On-again, off-again quarterback (and now tight end) Blake Bell led the Sooners on a game-winning drive that confirmed their place as the state’s preeminent program, and Bob Stoops of today looked like the Bob Stoops of old.

The win was enough to help book Oklahoma an at-large berth into the Sugar Bowl. But paired opposite two-time defending national champion Alabama and head coach Nick Saban, the revival of Big Game Bob Stoops appeared to be short-lived.

BCS bowls were unkind to Stoops. After dismantling Washington State in the 2003 Rose Bowl, Oklahoma went on a losing skid in BCS bowls that only ended when the Sooners drew 2010 Big East champion Connecticut–arguably the worst team ever to reach the BCS.

For those needing a refresher:

• 2004 Sugar Bowl (BCS Championship Game): L, 21-14 vs. LSU

• 2005 Orange Bowl (BCS Championship Game): L, 55-19 vs. USC

• 2007 Fiesta Bowl: L, 43-42 vs. Boise State

• 2008 Fiesta Bowl: L, 48-28 vs. West Virginia

• 2009 BCS Championship Game: L, 24-14 vs. Florida

Drawing Alabama and Nick Saban was the perfect storm. Saban’s LSU team started the Sooners’ BCS woes, and ostensibly created the first cracks in Big Game Bob’s armor.

Bob Stoops was also among the more vocal critics of the widespread and all-too-often uncontested fawning over SEC football that emanates from the conference’s coaches, administrators and national media.

Oh, and Oklahoma was a 15-point underdog.

All the Sooners did was come out playing with fearless tenacity and employing a game plan that kept the Crimson Tide back on their heels.

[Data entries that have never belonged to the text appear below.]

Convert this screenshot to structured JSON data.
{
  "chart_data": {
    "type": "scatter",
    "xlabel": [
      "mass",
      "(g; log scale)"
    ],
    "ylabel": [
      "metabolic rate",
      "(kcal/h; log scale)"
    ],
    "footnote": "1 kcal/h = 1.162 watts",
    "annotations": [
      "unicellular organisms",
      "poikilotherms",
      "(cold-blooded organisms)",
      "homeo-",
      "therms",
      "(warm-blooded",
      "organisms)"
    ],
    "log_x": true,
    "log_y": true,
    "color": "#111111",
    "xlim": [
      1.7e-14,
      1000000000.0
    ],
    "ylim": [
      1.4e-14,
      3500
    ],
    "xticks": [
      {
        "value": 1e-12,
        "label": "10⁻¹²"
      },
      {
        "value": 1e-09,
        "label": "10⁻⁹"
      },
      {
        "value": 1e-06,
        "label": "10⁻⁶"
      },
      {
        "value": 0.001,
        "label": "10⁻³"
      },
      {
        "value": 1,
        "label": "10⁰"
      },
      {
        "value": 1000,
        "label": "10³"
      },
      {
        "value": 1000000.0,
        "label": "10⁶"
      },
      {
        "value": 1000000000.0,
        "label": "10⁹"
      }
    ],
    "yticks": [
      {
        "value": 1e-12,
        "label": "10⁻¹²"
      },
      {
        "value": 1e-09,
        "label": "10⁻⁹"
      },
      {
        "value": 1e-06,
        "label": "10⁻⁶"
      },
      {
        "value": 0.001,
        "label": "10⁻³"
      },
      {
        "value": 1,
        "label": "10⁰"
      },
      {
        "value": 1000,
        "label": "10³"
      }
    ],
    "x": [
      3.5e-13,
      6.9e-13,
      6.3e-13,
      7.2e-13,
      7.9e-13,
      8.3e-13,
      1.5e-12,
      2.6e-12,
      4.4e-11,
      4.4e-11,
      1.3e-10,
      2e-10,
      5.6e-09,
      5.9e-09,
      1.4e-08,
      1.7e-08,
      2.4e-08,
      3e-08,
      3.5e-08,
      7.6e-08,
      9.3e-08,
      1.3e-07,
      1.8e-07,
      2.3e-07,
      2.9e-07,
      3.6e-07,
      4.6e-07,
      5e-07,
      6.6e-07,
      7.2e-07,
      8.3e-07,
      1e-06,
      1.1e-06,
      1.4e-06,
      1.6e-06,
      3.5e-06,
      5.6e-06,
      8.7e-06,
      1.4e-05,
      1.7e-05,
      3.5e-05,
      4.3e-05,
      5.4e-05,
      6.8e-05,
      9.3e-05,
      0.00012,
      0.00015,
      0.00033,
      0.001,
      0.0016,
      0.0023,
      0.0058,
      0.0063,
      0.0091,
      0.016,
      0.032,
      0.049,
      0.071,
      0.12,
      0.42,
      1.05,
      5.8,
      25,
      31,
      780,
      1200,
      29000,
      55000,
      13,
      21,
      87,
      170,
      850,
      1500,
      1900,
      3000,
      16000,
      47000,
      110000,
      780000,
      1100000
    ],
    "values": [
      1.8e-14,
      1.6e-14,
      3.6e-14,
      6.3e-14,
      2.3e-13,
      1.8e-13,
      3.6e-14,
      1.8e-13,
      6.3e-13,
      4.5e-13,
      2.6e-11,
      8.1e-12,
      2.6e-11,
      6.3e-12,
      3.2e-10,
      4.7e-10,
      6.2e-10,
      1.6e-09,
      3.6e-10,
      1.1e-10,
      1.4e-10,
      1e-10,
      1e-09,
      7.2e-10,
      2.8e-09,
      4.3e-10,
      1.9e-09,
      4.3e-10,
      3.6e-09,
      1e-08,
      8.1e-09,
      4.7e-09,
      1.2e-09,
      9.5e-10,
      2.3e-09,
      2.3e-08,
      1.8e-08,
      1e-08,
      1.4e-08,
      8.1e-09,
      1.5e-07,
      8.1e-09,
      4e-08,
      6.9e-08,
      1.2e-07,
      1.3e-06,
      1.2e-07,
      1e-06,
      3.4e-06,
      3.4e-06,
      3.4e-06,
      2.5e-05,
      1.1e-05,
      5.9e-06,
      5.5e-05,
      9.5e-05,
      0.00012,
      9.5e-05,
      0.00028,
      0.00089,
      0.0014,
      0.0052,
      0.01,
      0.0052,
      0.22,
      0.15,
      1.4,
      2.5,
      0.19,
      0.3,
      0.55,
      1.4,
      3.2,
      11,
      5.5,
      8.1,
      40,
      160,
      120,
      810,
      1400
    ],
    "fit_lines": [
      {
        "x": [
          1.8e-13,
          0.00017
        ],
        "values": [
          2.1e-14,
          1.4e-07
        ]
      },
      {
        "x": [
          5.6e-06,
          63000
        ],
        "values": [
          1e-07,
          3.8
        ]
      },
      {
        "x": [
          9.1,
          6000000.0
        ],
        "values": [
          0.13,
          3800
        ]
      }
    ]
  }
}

Quarterback Trevor Knight put on a clinic against the vaunted Alabama defense, operating the Sooners’ sped-up offense with precision.

Knight’s performance had elements reminiscent of the show Texas A&M quarterback Johnny Manziel put on against the Sooners in the previous year’s Cotton Bowl. In fact, Knight looked an awful lot like Jonathan F. Football, Esq., as we’d come to know the 2012 Heisman winner in his two outings vs. Alabama.

Apparently, Stoops and his staff spent the month of preparation between Bedlam and the Sugar Bowl perfecting what worked against Saban and Kirby Smart previously.

In no uncertain terms, Bob Stoops outcoached the most celebrated sideline general in the game, Nick Saban.

Knight’s 348-yard, four-touchdown night has him firmly in the preseason Heisman race. The last time Oklahoma boasted a genuine Heisman-contending quarterback was Sam Bradford in 2008, also the last season the Sooners played for the national championship.

Bob’s reunion with brother Mike, now in charge of the Sooner defense, enters Year 3. Working with a veteran corps that includes cornerstones such as linebackers Eric Striker (another Sugar Bowl hero) and Dominique Alexander, and defensive back Quentin Hayes, the third season should be the charm.

The pieces are in place for a magical season at Oklahoma. All it takes is Bob Stoops to continue summoning that Big Game charm.